¹³C (DMSO-d₆, 300K) δ, ppm: 21.50 (CH₃, Ac), 22.41 (C^δ, Leu), 22.96 (C^δ, Leu), 24.19 (C^β, Arg), 24.71 (CH₃, imidazoline), 24.79 (C^γ, Leu), 28.94 (C^γ, Arg), 39.38 (C^β, Phe), 39.99 (C^δ, Arg), 40.41 (C^β, Leu), 40.91 (C^β, Tyr), 48.63 (CH, imidazoline), 50.84 (C^α, Phe), 51.96 (C^α, Tyr), 52.53 (C^α, Arg), 53.40 (C^α, Leu), 53.78 (CH_2ring, imidazoline), 54.51 (CH_ring, imidazoline), 114.78 (C^γ, Tyr), 126.28 (C^ε, Phe), 127.80 (C^δ, Phe), 129.13 (C^γ, Phe), 129.89 (C^δ, Tyr), 146.50 (C=N, imidazoline), 156.62 (C^ε, Tyr), 157.97 (C^ε, Arg), 170.84 (C=O, Ac), 171.07 (C=O, Tyr), 171.67 (C=O, Leu), 171.84 (C=O(NH2)), 172.59 (C=O, Phe), 173.88 (C=O, Arg).

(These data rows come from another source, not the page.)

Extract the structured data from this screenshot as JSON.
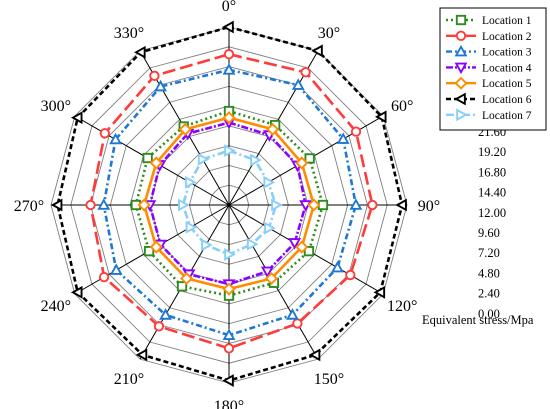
{
  "chart_data": {
    "type": "radar",
    "angles": [
      0,
      30,
      60,
      90,
      120,
      150,
      180,
      210,
      240,
      270,
      300,
      330
    ],
    "angle_labels": [
      "0°",
      "30°",
      "60°",
      "90°",
      "120°",
      "150°",
      "180°",
      "210°",
      "240°",
      "270°",
      "300°",
      "330°"
    ],
    "radial_ticks": [
      "0.00",
      "2.40",
      "4.80",
      "7.20",
      "9.60",
      "12.00",
      "14.40",
      "16.80",
      "19.20",
      "21.60"
    ],
    "radial_values": [
      0,
      2.4,
      4.8,
      7.2,
      9.6,
      12.0,
      14.4,
      16.8,
      19.2,
      21.6
    ],
    "rmax": 21.6,
    "radial_axis_label": "Equivalent stress/Mpa",
    "legend_position": "top-right",
    "series": [
      {
        "name": "Location 1",
        "color": "#2e8b1e",
        "dash": "2,3",
        "marker": "square",
        "values": [
          11.4,
          11.2,
          11.3,
          11.4,
          11.2,
          10.9,
          11.0,
          11.4,
          11.2,
          11.3,
          11.4,
          11.0
        ]
      },
      {
        "name": "Location 2",
        "color": "#ff3b3b",
        "dash": "13,5",
        "marker": "circle",
        "values": [
          18.3,
          18.6,
          17.8,
          17.4,
          17.0,
          16.6,
          17.4,
          17.0,
          17.5,
          16.8,
          17.4,
          18.1
        ]
      },
      {
        "name": "Location 3",
        "color": "#1f77d4",
        "dash": "6,3,2,3",
        "marker": "triangle-up",
        "values": [
          16.4,
          16.8,
          16.0,
          15.4,
          15.2,
          15.4,
          15.8,
          15.4,
          15.8,
          15.2,
          15.9,
          16.6
        ]
      },
      {
        "name": "Location 4",
        "color": "#8b00ff",
        "dash": "7,2,2,2",
        "marker": "triangle-down",
        "values": [
          10.0,
          9.8,
          9.6,
          9.3,
          9.2,
          9.3,
          9.6,
          9.7,
          9.6,
          9.6,
          9.7,
          10.0
        ]
      },
      {
        "name": "Location 5",
        "color": "#ff8c00",
        "dash": "none",
        "marker": "diamond",
        "values": [
          10.6,
          10.6,
          10.2,
          10.3,
          10.2,
          10.3,
          10.2,
          10.3,
          10.2,
          10.3,
          10.2,
          10.6
        ]
      },
      {
        "name": "Location 6",
        "color": "#000000",
        "dash": "5,3",
        "marker": "triangle-left",
        "values": [
          21.6,
          21.6,
          21.4,
          21.0,
          21.2,
          21.0,
          21.3,
          21.0,
          21.2,
          20.8,
          21.2,
          21.4
        ]
      },
      {
        "name": "Location 7",
        "color": "#87cefa",
        "dash": "8,3,2,3",
        "marker": "triangle-right",
        "values": [
          6.6,
          6.3,
          5.5,
          5.7,
          5.6,
          5.5,
          6.0,
          5.6,
          5.4,
          5.6,
          5.5,
          6.4
        ]
      }
    ]
  }
}
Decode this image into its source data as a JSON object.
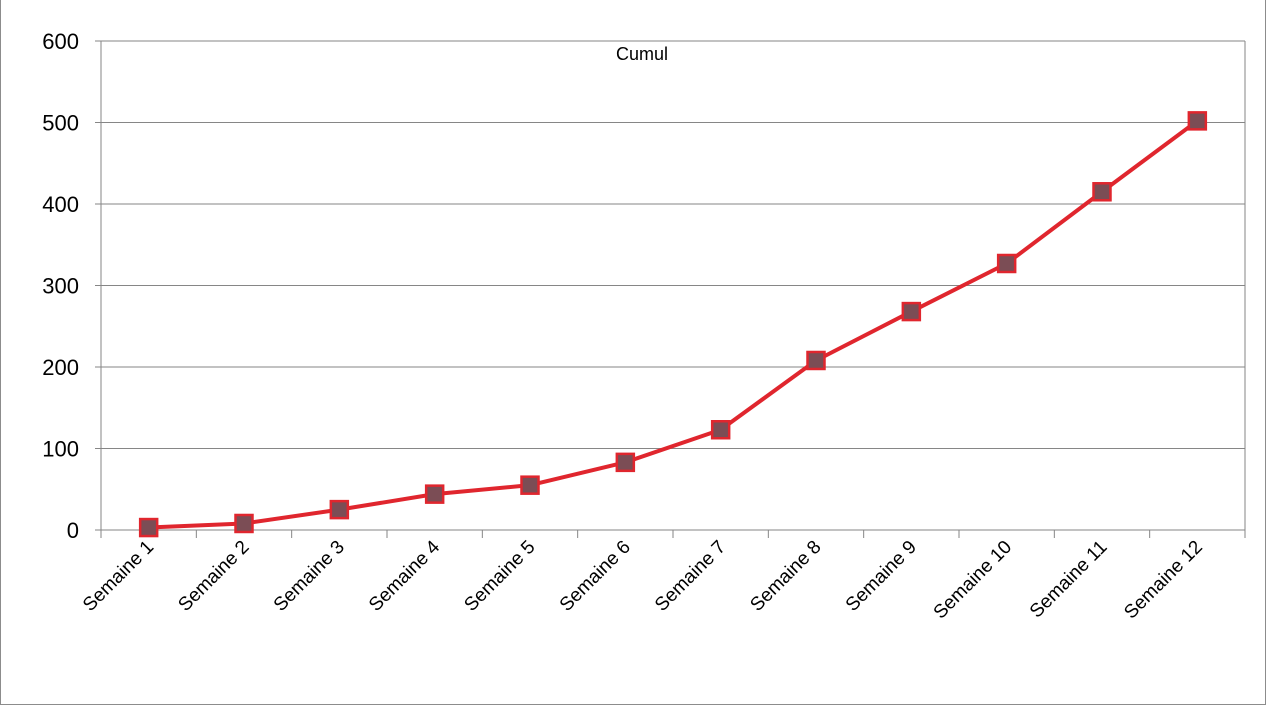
{
  "chart_data": {
    "type": "line",
    "title": "Cumul",
    "xlabel": "",
    "ylabel": "",
    "categories": [
      "Semaine 1",
      "Semaine 2",
      "Semaine 3",
      "Semaine 4",
      "Semaine 5",
      "Semaine 6",
      "Semaine 7",
      "Semaine 8",
      "Semaine 9",
      "Semaine 10",
      "Semaine 11",
      "Semaine 12"
    ],
    "series": [
      {
        "values": [
          3,
          8,
          25,
          44,
          55,
          83,
          123,
          208,
          268,
          327,
          415,
          502
        ]
      }
    ],
    "ylim": [
      0,
      600
    ],
    "yticks": [
      0,
      100,
      200,
      300,
      400,
      500,
      600
    ],
    "grid": true,
    "legend": "none",
    "colors": {
      "line": "#e0262e",
      "marker_fill": "#7b4d55",
      "marker_edge": "#e0262e",
      "grid": "#868686",
      "axis": "#868686"
    }
  }
}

HPLC trace, HRMS, and all NMR spectra can be found in the Supporting Information.

4. Conclusions

In conclusion, the described synthetic route provides a solid-phase alternative to the introduction of an imidazoline ring motif as a trans peptide bond surrogate into appropriate peptide sequences. It thus offers a useful tool to peptide chemists seeking to develop peptidomimetic analogs of biologically active peptides that can potentially feature selective and/or antagonist properties.